9. Then onto the custard. At this point I would also put the oven on, turning it up as hot as it can go. In a medium bowl, whisk the flour and 1/4 cup of the milk until smooth. Set aside.

10. Bring the sugar, cinnamon, and water to a boil in a small saucepan and cook until an instant-read thermometer registers 220°F (100°C). Do not stir (I actually don't agree with this. I made a couple of batches of the custard to use up all the dough and with the second batch I went more the caramel route used in the Creme Caramel recipe steps 2 and 3. This worked much better).

11. Meanwhile, in another small saucepan, scald the remaining 1 cup milk. Whisk the hot milk into the flour mixture.

12. Remove the cinnamon stick then pour the sugar syrup in a thin stream into the hot milk-and-flour mixture, whisking briskly. Add the vanilla and stir for a minute until very warm but not hot. Whisk in the yolks (careful the mixture isn't too hot when you do this or the eggs will scramble. Thankfully we were fine), strain the mixture into a bowl, cover with plastic wrap, and set aside.

13. Now you can start assembling the pastries! Heat the oven to 550°F (290°C) (as I said up by step 9 I would actually put the oven on earlier than this mainly because most conventional ovens are unlikely to go this high, so whack it up to the max heat early on and try to get the oven super hot).
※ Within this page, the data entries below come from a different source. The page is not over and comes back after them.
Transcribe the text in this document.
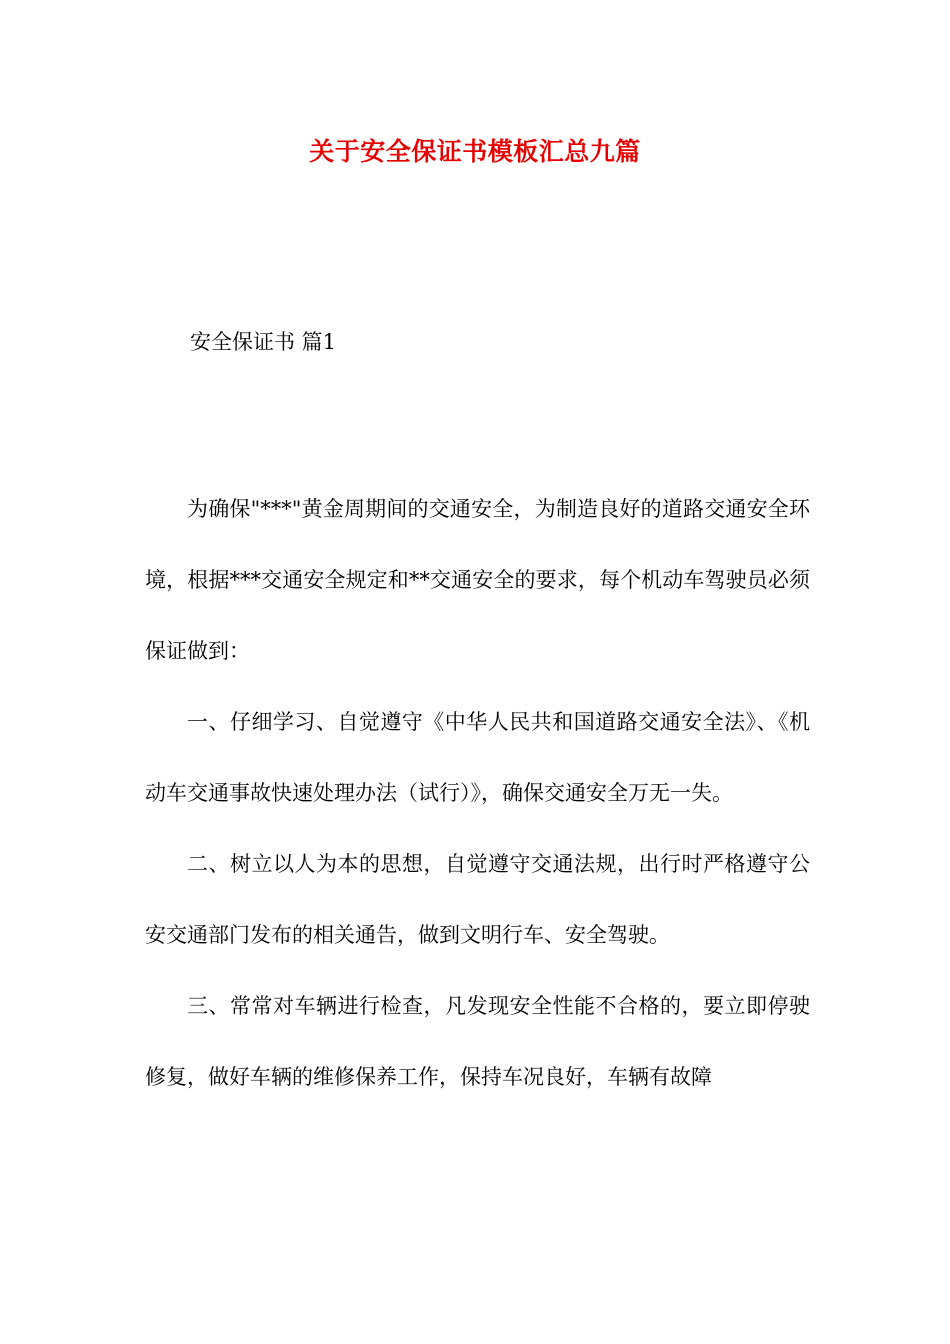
关于安全保证书模板汇总九篇
安全保证书 篇1

为确保"***"黄金周期间的交通安全，为制造良好的道路交通安全环境，根据***交通安全规定和**交通安全的要求，每个机动车驾驶员必须保证做到：

一、仔细学习、自觉遵守《中华人民共和国道路交通安全法》、《机动车交通事故快速处理办法（试行）》，确保交通安全万无一失。

二、树立以人为本的思想，自觉遵守交通法规，出行时严格遵守公安交通部门发布的相关通告，做到文明行车、安全驾驶。

三、常常对车辆进行检查，凡发现安全性能不合格的，要立即停驶修复，做好车辆的维修保养工作，保持车况良好，车辆有故障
Remove a pastry log from the refrigerator and roll it back and forth on a lightly floured surface until it’s about an inch in diameter and 16 inches long. Cut it into scant 3/4-inch pieces. Place a piece cut-side down in each well of a nonstick 12-cup mini-muffin pan (2-by-5/8-inch size). Allow the dough pieces to soften several minutes until pliable. 

14. Have a small cup of water nearby. Dip your thumbs into the water, then straight down into the middle of the dough spiral. Flatten it against the bottom of the cup to a thickness of about 1/8 inch, then smooth the dough up the sides and create a raised lip about 1/8 inch above the pan. The pastry sides should be thinner than the bottom (I did this for the first batch and the pastry was a little too thin I think, then for the second batch I used my pestle to start the process off - this made the process slightly easier and the pastries came out much better).
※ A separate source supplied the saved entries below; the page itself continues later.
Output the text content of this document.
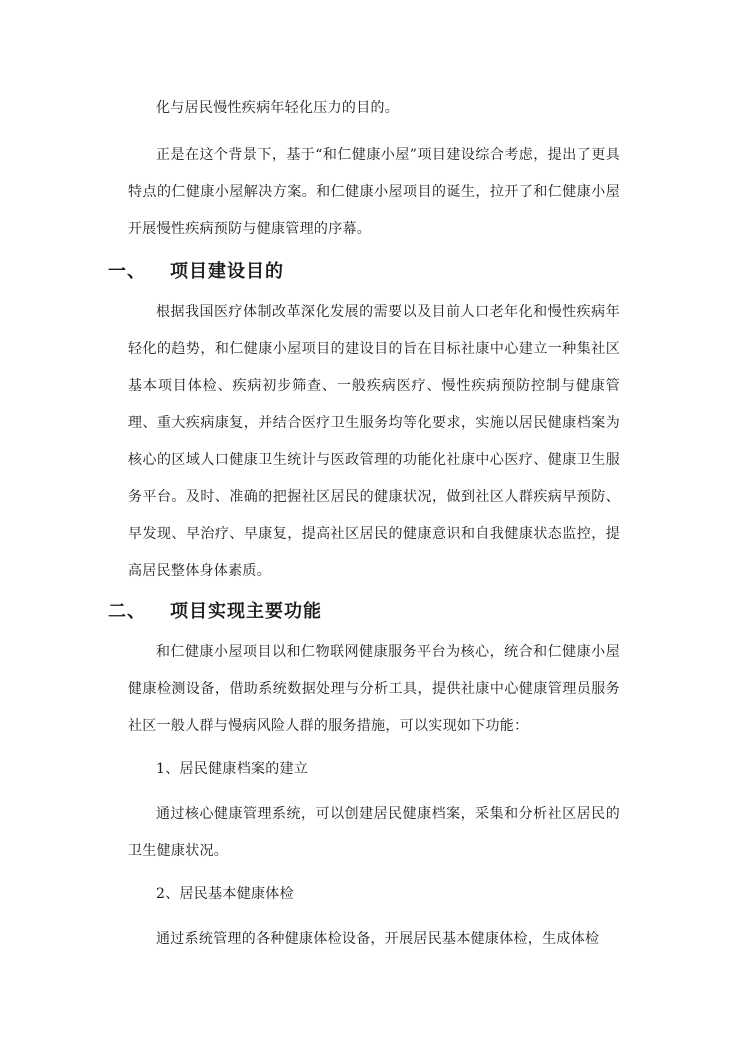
化与居民慢性疾病年轻化压力的目的。

正是在这个背景下，基于“和仁健康小屋”项目建设综合考虑，提出了更具特点的仁健康小屋解决方案。和仁健康小屋项目的诞生，拉开了和仁健康小屋开展慢性疾病预防与健康管理的序幕。

一、 项目建设目的

根据我国医疗体制改革深化发展的需要以及目前人口老年化和慢性疾病年轻化的趋势，和仁健康小屋项目的建设目的旨在目标社康中心建立一种集社区基本项目体检、疾病初步筛查、一般疾病医疗、慢性疾病预防控制与健康管理、重大疾病康复，并结合医疗卫生服务均等化要求，实施以居民健康档案为核心的区域人口健康卫生统计与医政管理的功能化社康中心医疗、健康卫生服务平台。及时、准确的把握社区居民的健康状况，做到社区人群疾病早预防、早发现、早治疗、早康复，提高社区居民的健康意识和自我健康状态监控，提高居民整体身体素质。

二、 项目实现主要功能

和仁健康小屋项目以和仁物联网健康服务平台为核心，统合和仁健康小屋健康检测设备，借助系统数据处理与分析工具，提供社康中心健康管理员服务社区一般人群与慢病风险人群的服务措施，可以实现如下功能：

1、居民健康档案的建立

通过核心健康管理系统，可以创建居民健康档案，采集和分析社区居民的卫生健康状况。

2、居民基本健康体检

通过系统管理的各种健康体检设备，开展居民基本健康体检，生成体检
On our LEFT, batch no.1 and on our RIGHT, batch no.2 (much better right?)

15. Fill each cup 3/4 full with the slightly warm custard. Bake the pasteis until the edges of the dough are frilled and brown, about 8 to 9 minutes (don't expect the custard to brown much unless you have a super hot oven, apparently this is the secret to the browning).

16. Remove from the oven and allow the pasteis to cool a few minutes in the pan, then transfer to a rack and cool until just warm. Sprinkle the pasteis generously with powdered sugar, then cinnamon and serve. Repeat with the remaining pastry and custard. If you prefer, the components can be refrigerated up to three days. The pastry can be frozen up to three months.

They tasted good to me but I have no point of reference since I've never eaten Pasteis de Nata. I have eaten English custard tarts though and these were much better (well anything's better, like I said, I don't like English custard tarts - too eggy). As for the party these went down phenomenally well. I was told that they brought back memories of Lisbon! I'd say that's a pretty damn good endorsement! 

My favourite endorsement though was from my little sister's boyfriend. I suddenly heard from the corner of the living room "Oh my god, this is delicious!" and looked over to see this 6ft guy perched on a toddler-sized-chair with a look of joy on his face. It was hilarious.